Finding the worst case scenarios top 20, defined by highest total costs

In [None]:
n_scenarios_of_interest = 50

results_of_interest = results.sort_values(by='total_cost[€]', ascending=False).head(n_scenarios_of_interest)

with open(r'generated_datasets\open_exploration_base_policy_worst_scenarios.pkl','wb') as pickle_file:
    pickle.dump(results_of_interest, pickle_file)

### Scenario Discovery
Boxplots, PRIM ,Scatterplots, CART-tree will be created for the variables 'expected annual damage', 'Death costs', and 'Dike investment costs'
note that the dike investment costs are not relevant since no policies means that there is no investments.
however, it has been elected to include this visualisation anyway for future scenarios.

## Boxplots and histogram
- expected annual damage
- Death costs
- Dike investment costs

In [None]:
fig, axes = plt.subplots(3,2)

# Expected Annual Damage boxplot
sns.boxplot(
    ax=axes[0,0],
    data=total_values['Expected_Annual_Damage'],
    orient='h',
    color='greenyellow',
).set(title='Expected Annual Damage')

# Deaths_Cost boxplot
sns.boxplot(
    ax=axes[1,0],
    data=total_values['Deaths_Cost'],
    orient='h',
).set(title='Deaths Cost')

# Dike Investment Costs boxplot
sns.boxplot(
    ax=axes[2,0],
    data=total_values['Dike_Investment_Costs'],
    orient='h',
).set(title='Dike Investment Costs')

# Expected Annual Damage histogram
sns.histplot(
    ax=axes[0,1],
    data=total_values['Expected_Annual_Damage'],
    bins=7,
    color='greenyellow',
)

# Dike Investment Costs histogram
sns.histplot(
    ax=axes[2,1],
    data=total_values['Dike_Investment_Costs'],
    bins=7,
)

# Deaths_Cost histogram
sns.histplot(
    ax=axes[1,1],
    data=total_values['Deaths_Cost'],
    bins=7,
)

plt.tight_layout()

## Total cost
The total cost is also represented in both a histogram and boxplot

In [None]:
fig, axes = plt.subplots(2)

sns.boxplot(
    ax=axes[0],
    data=results['total_cost[€]'],
    orient='h',
).set(title='total cost [€]')

sns.histplot(
    ax=axes[1],
    data=results['total_cost[€]'],
    bins=7,
)

plt.tight_layout()

### preparations for the visualisations

In [None]:
x = results.iloc[:,:19]  # Only take the uncertainties

y_death_cost = total_values['Deaths_Cost'].values
y_death_cost = y_death_cost > np.percentile(y_death_cost, 75)
y_dama = total_values['Expected_Annual_Damage'].values
y_dama = y_dama > np.percentile(y_dama, 75)
y_invest = total_values['Dike_Investment_Costs'].values
y_invest = y_invest > np.percentile(y_invest, 75)

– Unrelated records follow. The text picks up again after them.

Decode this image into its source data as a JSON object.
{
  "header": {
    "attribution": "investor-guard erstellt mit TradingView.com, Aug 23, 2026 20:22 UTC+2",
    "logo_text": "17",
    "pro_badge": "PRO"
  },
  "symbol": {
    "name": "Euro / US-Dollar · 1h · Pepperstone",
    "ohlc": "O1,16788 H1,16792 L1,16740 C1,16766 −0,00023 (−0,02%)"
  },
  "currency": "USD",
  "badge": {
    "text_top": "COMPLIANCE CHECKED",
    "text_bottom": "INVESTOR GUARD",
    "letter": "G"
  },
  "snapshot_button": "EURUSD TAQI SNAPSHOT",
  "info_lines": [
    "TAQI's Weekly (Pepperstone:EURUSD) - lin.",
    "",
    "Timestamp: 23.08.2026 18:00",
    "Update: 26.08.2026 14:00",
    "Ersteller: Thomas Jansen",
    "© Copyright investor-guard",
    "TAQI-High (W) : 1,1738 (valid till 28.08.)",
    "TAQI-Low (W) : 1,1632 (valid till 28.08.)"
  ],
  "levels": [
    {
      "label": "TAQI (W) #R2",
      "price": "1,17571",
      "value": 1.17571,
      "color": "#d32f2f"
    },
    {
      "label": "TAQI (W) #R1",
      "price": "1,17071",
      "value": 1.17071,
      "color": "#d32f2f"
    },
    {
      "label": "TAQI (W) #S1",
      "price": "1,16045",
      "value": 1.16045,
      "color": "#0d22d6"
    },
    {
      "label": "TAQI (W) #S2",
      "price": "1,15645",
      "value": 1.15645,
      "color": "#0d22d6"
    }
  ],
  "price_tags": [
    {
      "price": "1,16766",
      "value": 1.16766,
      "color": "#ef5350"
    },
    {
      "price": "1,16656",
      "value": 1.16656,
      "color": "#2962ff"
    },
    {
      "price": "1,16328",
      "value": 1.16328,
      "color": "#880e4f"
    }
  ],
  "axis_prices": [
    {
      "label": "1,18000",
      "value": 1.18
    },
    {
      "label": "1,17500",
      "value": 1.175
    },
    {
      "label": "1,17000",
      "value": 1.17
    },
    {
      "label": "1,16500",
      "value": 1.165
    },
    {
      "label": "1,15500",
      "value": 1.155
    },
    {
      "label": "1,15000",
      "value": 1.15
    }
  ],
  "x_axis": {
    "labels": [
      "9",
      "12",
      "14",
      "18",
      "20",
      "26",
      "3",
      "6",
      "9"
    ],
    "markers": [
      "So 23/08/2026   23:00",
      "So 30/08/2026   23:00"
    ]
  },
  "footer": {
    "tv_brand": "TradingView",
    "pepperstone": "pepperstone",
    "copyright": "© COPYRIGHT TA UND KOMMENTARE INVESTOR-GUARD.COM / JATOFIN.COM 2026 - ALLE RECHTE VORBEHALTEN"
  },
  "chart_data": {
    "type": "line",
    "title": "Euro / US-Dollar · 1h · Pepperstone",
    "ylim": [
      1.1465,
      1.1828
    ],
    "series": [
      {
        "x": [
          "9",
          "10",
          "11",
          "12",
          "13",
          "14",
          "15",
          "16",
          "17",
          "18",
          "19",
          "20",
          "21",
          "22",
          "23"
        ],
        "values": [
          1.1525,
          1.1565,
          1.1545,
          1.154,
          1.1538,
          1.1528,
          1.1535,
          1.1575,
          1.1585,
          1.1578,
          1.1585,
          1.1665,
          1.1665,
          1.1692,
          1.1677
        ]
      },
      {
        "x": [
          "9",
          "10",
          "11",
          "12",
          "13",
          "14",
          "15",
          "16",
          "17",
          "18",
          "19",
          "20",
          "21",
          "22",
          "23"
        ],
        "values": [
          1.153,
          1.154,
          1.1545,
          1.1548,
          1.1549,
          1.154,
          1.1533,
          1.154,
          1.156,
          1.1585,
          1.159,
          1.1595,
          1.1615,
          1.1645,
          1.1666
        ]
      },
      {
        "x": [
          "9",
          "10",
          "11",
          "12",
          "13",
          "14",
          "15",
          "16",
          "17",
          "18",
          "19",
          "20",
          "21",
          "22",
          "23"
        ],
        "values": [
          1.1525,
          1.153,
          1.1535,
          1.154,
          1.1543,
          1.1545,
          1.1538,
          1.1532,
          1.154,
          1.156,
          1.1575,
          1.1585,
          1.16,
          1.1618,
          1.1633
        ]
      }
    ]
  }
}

## Death cost visualisation

In [None]:
prim_alg_DC = prim.Prim(x,
                     y_death_cost,
                     threshold=0.75,
                     peel_alpha=0.05,) # deze variabelen nog tweaken
box_DC = prim_alg_DC.find_box()

box_DC.show_tradeoff()
plt.tight_layout()


In [None]:
box_DC.inspect()
box_DC.inspect(style='graph')
plt.tight_layout()

In [None]:
box_DC.select(-1)
box_DC.show_pairs_scatter()
fig = plt.gcf()
plt.tight_layout()


## Expected annual damages visualisation

In [None]:
prim_alg_DAM = prim.Prim(x,
                     y_dama,
                     threshold=0.75,
                     peel_alpha=0.05,) # deze variabelen nog tweaken
box_DAM = prim_alg_DAM.find_box()

box_DAM.show_tradeoff()
plt.tight_layout()

In [None]:
box_DAM.inspect()
box_DAM.inspect(style='graph')
plt.tight_layout()


In [None]:
box_DAM.select(-1)
box_DAM.show_pairs_scatter(dims=["A.4_Bmax","A.1_pfail","A.2_Bmax","A.3_Bmax"])
fig_DAM = plt.gcf()
plt.tight_layout()


## Investment costs visualisation
As discussed previously the investment costs are irrelevant for the basecase, but will prove
to be usefull in the future, hence they are included but not used.

In [None]:
# prim_alg_INV = prim.Prim(x,
#                      y_invest,
#                      threshold=0.75,
#                      peel_alpha=0.05,) # deze variabelen nog tweaken
# box_INV = prim_alg_INV.find_box()
#
# box_INV.show_tradeoff()
# plt.tight_layout()

In [None]:
# box_INV.inspect()
# box_INV.inspect(style='graph')
# plt.tight_layout()


In [None]:
# box_INV.select(-1)
# box_INV.show_pairs_scatter()
# fig_INV = plt.gcf()
# plt.tight_layout()

# CART charts

### CART chart death cost

In [None]:
cart_plot = cart.CART(x, y_death_cost, 0.05)
cart_plot.build_tree()

# Make sure to have GraphViz installed for the tree to show up (https://www.graphviz.org/download/)
fig = cart_plot.show_tree()
fig.set_size_inches(12, 12)
plt.show()

### CART chart expected annual damages

In [None]:
cart_plot = cart.CART(x, y_dama, 0.05)
cart_plot.build_tree()

# Make sure to have GraphViz installed for the tree to show up (https://www.graphviz.org/download/)
fig = cart_plot.show_tree()
fig.set_size_inches(12, 12)
plt.show()

### CART chart investment costs
once again, irrelevant at thuis moment

In [None]:
# plt.show()
# cart_plot = cart.CART(x, y_invest, 0.05)
# cart_plot.build_tree()
#
# # Make sure to have GraphViz installed for the tree to show up (https://www.graphviz.org/download/)
# fig = cart_plot.show_tree()
# fig.set_size_inches(12, 12)
# plt.show()